L’Argent is one of the barest films in regard to exposition, and yet it never fails to be completely intelligible merely through the juxtaposition of images. A safe sits with its door open, it’s contents emptied. Cut to a man walking away with a briefcase; with this simple cut we know who has robbed the safe. Bresson seems to hate all sentimentality and melodrama. We are always coming into scenes in their aftermath, the camera, impassively observing the outcomes of violence. There is much here for a filmmaker to learn about the power of the viewer to make connections and associations between images and across cuts. In one sense this notion is fundamental to cinema, and yet it is notably absent in modern film, where all is blandly explicit. In L’Argent, emotion is withheld from us. In many earlier Bresson films I am alienated by this coldness, which feels like an unreal imposition for me, but the approach in L’Argent is perfectly calibrated to the subject matter. It is a style of omission and ellipses, expressionless faces, and the silent acceptance of fate; a notion totally alien to Hollywood convention.

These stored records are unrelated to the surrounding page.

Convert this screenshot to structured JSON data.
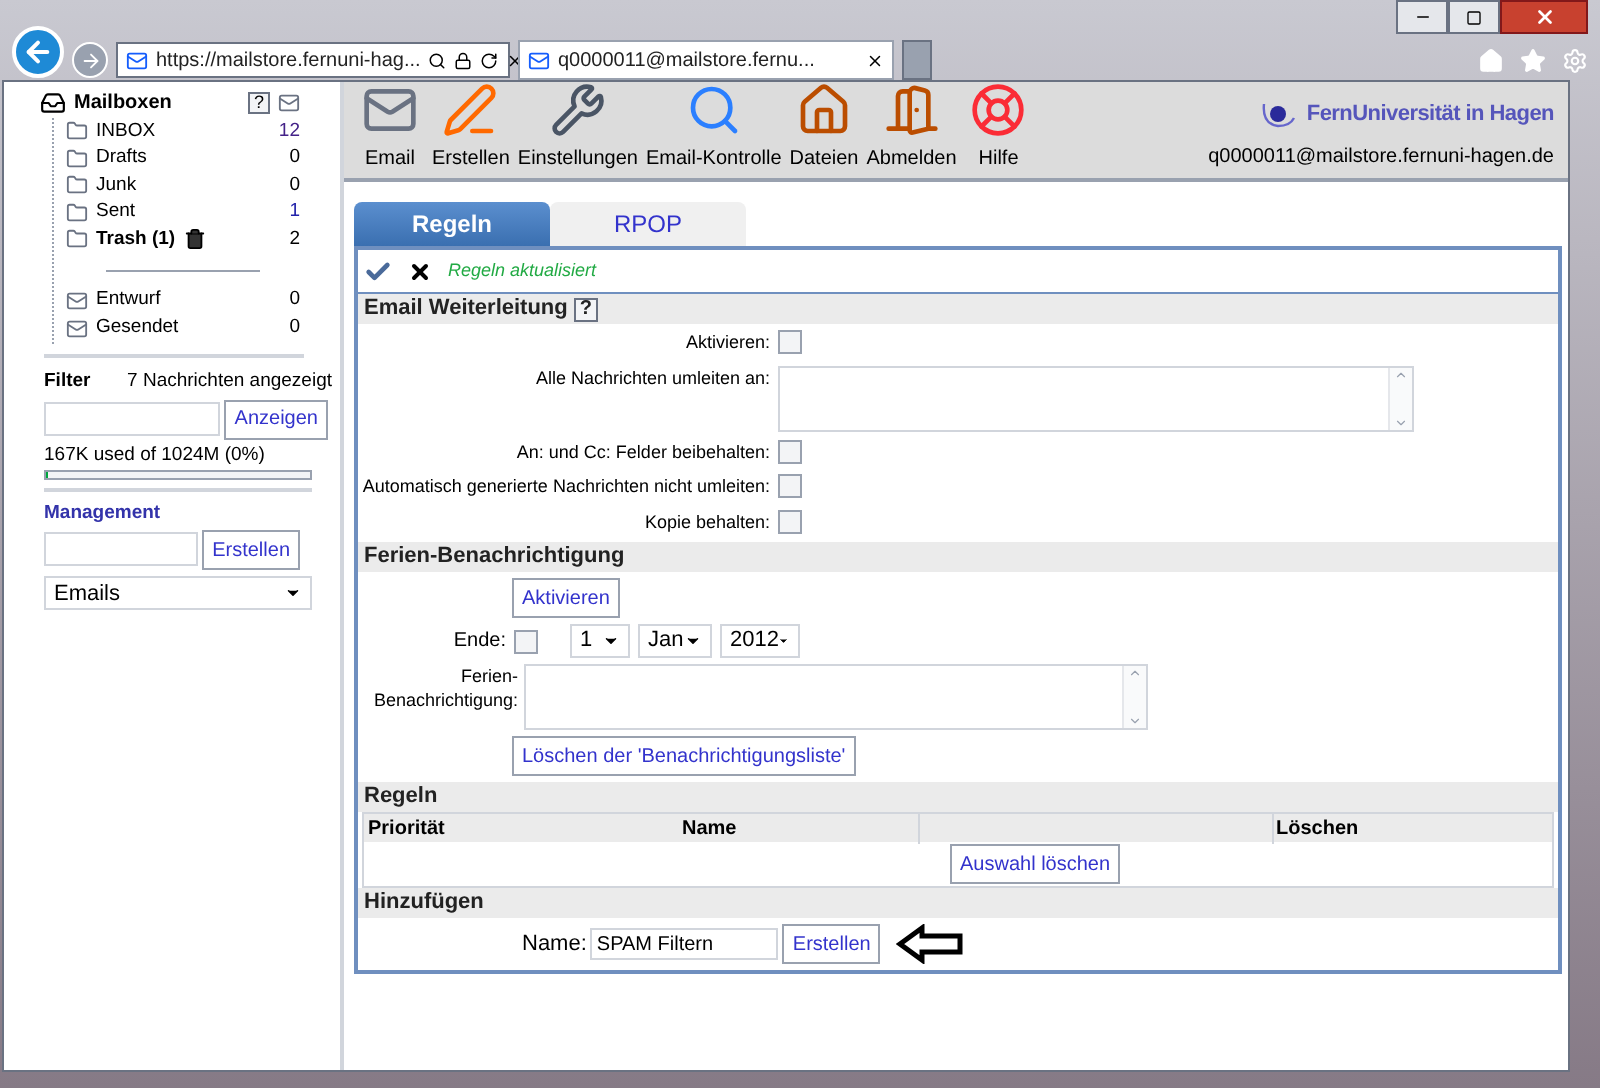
{
  "browser": {
    "address": "https://mailstore.fernuni-hag...",
    "tab_title": "q0000011@mailstore.fernu..."
  },
  "sidebar": {
    "title": "Mailboxen",
    "help": "?",
    "folders": [
      {
        "name": "INBOX",
        "count": "12",
        "bold": false,
        "trash": false
      },
      {
        "name": "Drafts",
        "count": "0",
        "bold": false,
        "trash": false
      },
      {
        "name": "Junk",
        "count": "0",
        "bold": false,
        "trash": false
      },
      {
        "name": "Sent",
        "count": "1",
        "bold": false,
        "trash": false
      },
      {
        "name": "Trash (1)",
        "count": "2",
        "bold": true,
        "trash": true
      }
    ],
    "other_folders": [
      {
        "name": "Entwurf",
        "count": "0"
      },
      {
        "name": "Gesendet",
        "count": "0"
      }
    ],
    "filter": {
      "label": "Filter",
      "status": "7 Nachrichten angezeigt",
      "button": "Anzeigen"
    },
    "quota": {
      "text": "167K used of 1024M  (0%)",
      "level": 0.01
    },
    "management": {
      "label": "Management",
      "button": "Erstellen",
      "select": "Emails"
    }
  },
  "toolbar": {
    "items": [
      {
        "label": "Email",
        "kind": "mail"
      },
      {
        "label": "Erstellen",
        "kind": "compose"
      },
      {
        "label": "Einstellungen",
        "kind": "tools"
      },
      {
        "label": "Email-Kontrolle",
        "kind": "search"
      },
      {
        "label": "Dateien",
        "kind": "house"
      },
      {
        "label": "Abmelden",
        "kind": "door"
      },
      {
        "label": "Hilfe",
        "kind": "help"
      }
    ],
    "logo": "FernUniversität in Hagen",
    "user": "q0000011@mailstore.fernuni-hagen.de"
  },
  "tabs": [
    {
      "label": "Regeln",
      "selected": true
    },
    {
      "label": "RPOP",
      "selected": false
    }
  ],
  "status": "Regeln aktualisiert",
  "forwarding": {
    "title": "Email Weiterleitung",
    "help": "?",
    "rows": [
      {
        "kind": "checkbox",
        "label": "Aktivieren:",
        "checked": false
      },
      {
        "kind": "textarea",
        "label": "Alle Nachrichten umleiten an:"
      },
      {
        "kind": "checkbox",
        "label": "An: und Cc: Felder beibehalten:",
        "checked": false
      },
      {
        "kind": "checkbox",
        "label": "Automatisch generierte Nachrichten nicht umleiten:",
        "checked": false
      },
      {
        "kind": "checkbox",
        "label": "Kopie behalten:",
        "checked": false
      }
    ]
  },
  "vacation": {
    "title": "Ferien-Benachrichtigung",
    "activate": "Aktivieren",
    "end_label": "Ende:",
    "end_checked": false,
    "day": "1",
    "month": "Jan",
    "year": "2012",
    "message_label": "Ferien-\nBenachrichtigung:",
    "clear_button": "Löschen der 'Benachrichtigungsliste'"
  },
  "rules": {
    "title": "Regeln",
    "columns": [
      "Priorität",
      "Name",
      "Löschen"
    ],
    "delete_button": "Auswahl löschen"
  },
  "add": {
    "title": "Hinzufügen",
    "name_label": "Name:",
    "name_value": "SPAM Filtern",
    "button": "Erstellen"
  }
}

I am drawn to L’Argent for its understatement. Modern image making is thoroughly shaped by digital processes that endeavor to give us total control over the resulting images. We obsess over the finest gradations of contrast, saturation, and hue in every image. Vignettes and face tracking contrast filters are added to accentuate nearly every shot in a modern film.
I am a product of my own time. I do not exclude my own work from this. I am still learning how to escape the conventions and techniques of our time which are so shaped by the toxic incentive of our modern patterns of attention seeking. Perhaps Bresson offers us hints of escape. Perhaps, in our era of excess and visual superlatives, the most daring thing is to be plain and simple.
Who would enjoy this film?
A viewer looking for something a bit less challenging might find an easier way into Bresson by watching “A Man Escaped.” The confined space of a prison cell, being well suited to Bresson’s minimal approach, makes it probably the most watchable Bresson film for a viewer accustomed to American genre conventions, and it is a personal favorite of my own.
L’Argent is based on a novel by Leo Tolstoy, “the Forged Coupon.” Bresson has a great affinity for the Russian literary tradition and is stylistically at odds with his more care-free countrymates of the French New Wave. I suspect this film would appeal to anyone fond of the immortal themes so prevalent in the works of Tolstoy and Dostoevsky. One image in particular, an axe held with the blunt side outward, the blade of the axe therefore, facing toward its swinger, recollects Raskolnikov and his own axe of fate. It is a devastating film in its analysis of humanity. The press conference from Cannes Film Festival, where L’Argent Premiered, is a nice way to slowly return to reality.
Where can I see it?
L’Argent is available for streaming on The Criterion Channel.